Watching him is like watching a character in a play, Gideon thought. Everything he does is larger than life, a performance played to the last row in the balcony. He’d be a knockout in a courtroom.

“I thought you wanted a clear head,” John said.

Felix shrugged. “Oh, it’ll be clear enough. It’s only legal work,” he said with one of his belly laughs, loud enough so that a woman at the next table scolded him. “Will you kindly keep it down there? We’re trying to listen to the music.”

“Sorry, sorry, sorry,” Felix responded, immediately lowering his voice. “It won’t happen again. So,” he prompted once more-and even his attempt at a whisper brought an irritated look from the next table. “What’s the verdict? Have we caught up with dear old Uncle Magnus at last?”

“It looks like it,” Gideon said and told him what they’d found: the mandible of a strongly built young woman in her mid twenties whose dentition showed that she’d apparently suffered from bulimia “Ha. Claudia,” whisper-shouted Felix.

– and a boot in which there were the foot bones of a man in his fifties or older, which had suffered stress fractures of a kind that suggested its owner had been a horseman.

“And Magnus,” Felix said with a nod. His martini had come and he downed a little of it, gratefully closing his eyes. “A boot with a foot in it,” he said and gave a little shiver. “That’s kind of… did you bring it back? Do you have it with you?”

“The salvage team took it back. They thought there’d be less hassle if they did it, because Security and Customs are used to them bringing in all kinds of weird things. They also have a few other things they found-a pair of glasses, a comb, I forget what else.”

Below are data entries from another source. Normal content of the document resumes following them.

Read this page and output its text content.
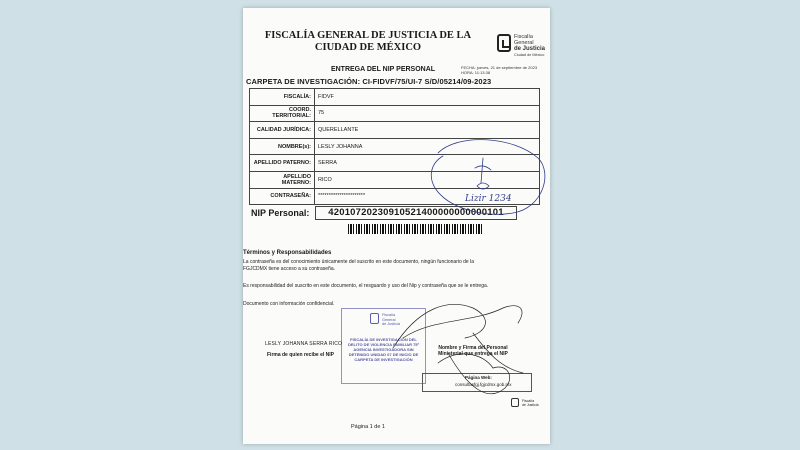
FISCALÍA GENERAL DE JUSTICIA DE LA
CIUDAD DE MÉXICO
Fiscalía
General
de Justicia
Ciudad de México
FECHA: jueves, 21 de septiembre de 2023
HORA: 11:13:38
ENTREGA DEL NIP PERSONAL
CARPETA DE INVESTIGACIÓN: CI-FIDVF/75/UI-7 S/D/05214/09-2023
FISCALÍA:	FIDVF
COORD. TERRITORIAL:	75
CALIDAD JURÍDICA:	QUERELLANTE
NOMBRE(s):	LESLY JOHANNA
APELLIDO PATERNO:	SERRA
APELLIDO MATERNO:	RICO
CONTRASEÑA:	**********************
NIP Personal:	42010720230910521400000000000101
Términos y Responsabilidades
La contraseña es del conocimiento únicamente del suscrito en este documento, ningún funcionario de la FGJCDMX tiene acceso a su contraseña.
Es responsabilidad del suscrito en este documento, el resguardo y uso del Nip y contraseña que se le entrega.
Documento con información confidencial.
Fiscalía
General
de Justicia
FISCALÍA DE INVESTIGACIÓN DEL DELITO DE VIOLENCIA FAMILIAR 75ª AGENCIA INVESTIGADORA SIN DETENIDO UNIDAD 07 DE INICIO DE CARPETA DE INVESTIGACIÓN
LESLY JOHANNA SERRA RICO
Firma de quien recibe el NIP
Nombre y Firma del Personal Ministerial que entrega el NIP
Página Web:
consultasfgj.fgjcdmx.gob.mx
Fiscalía
de Justicia
Página 1 de 1
Lizir 1234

“A heel-probably from the same boot-a kitschy souvenir shaped like the Big Island, and a mug with a hula dancer on it,” John said promptly. “We figured somebody might recognize them.”

“Good idea,” Felix said.

“Does any of it sound familiar to you?”

Felix rolled the martini around his mouth while he considered. “Not really. The cup with the dancer on it, maybe. I’m not sure. There must be ten million of those around.”

“Well, some or all of it may have been the pilot’s. But the boys are dropping everything off at Axel’s when they get back,” Gideon said. “All part of the service. Maybe somebody else will see something they remember.”

When the appetizers arrived they helped themselves, with Gideon and Felix digging into the spring rolls and coconut-crusted shrimp, and John happily confining himself to the guacamole and thick, Maui-style potato chips.

“Gideon,” Felix said, “it sounds like you’ve already identified him from the bones. Why do you need the other things-the cup and all?”

“I wouldn’t say we need them. Partly, we had them sent back because they could be his last effects, and there might be some sentimental value to someone in them.”

“In a boot heel?”

“You’d be surprised. But the main thing is that on something like this, people are likely to have lingering doubts. Sometimes they don’t surface till years later. So the more confirmation we have, the better. Which brings me to the question I want to ask you: Did your uncle have anything the matter with his right foot?”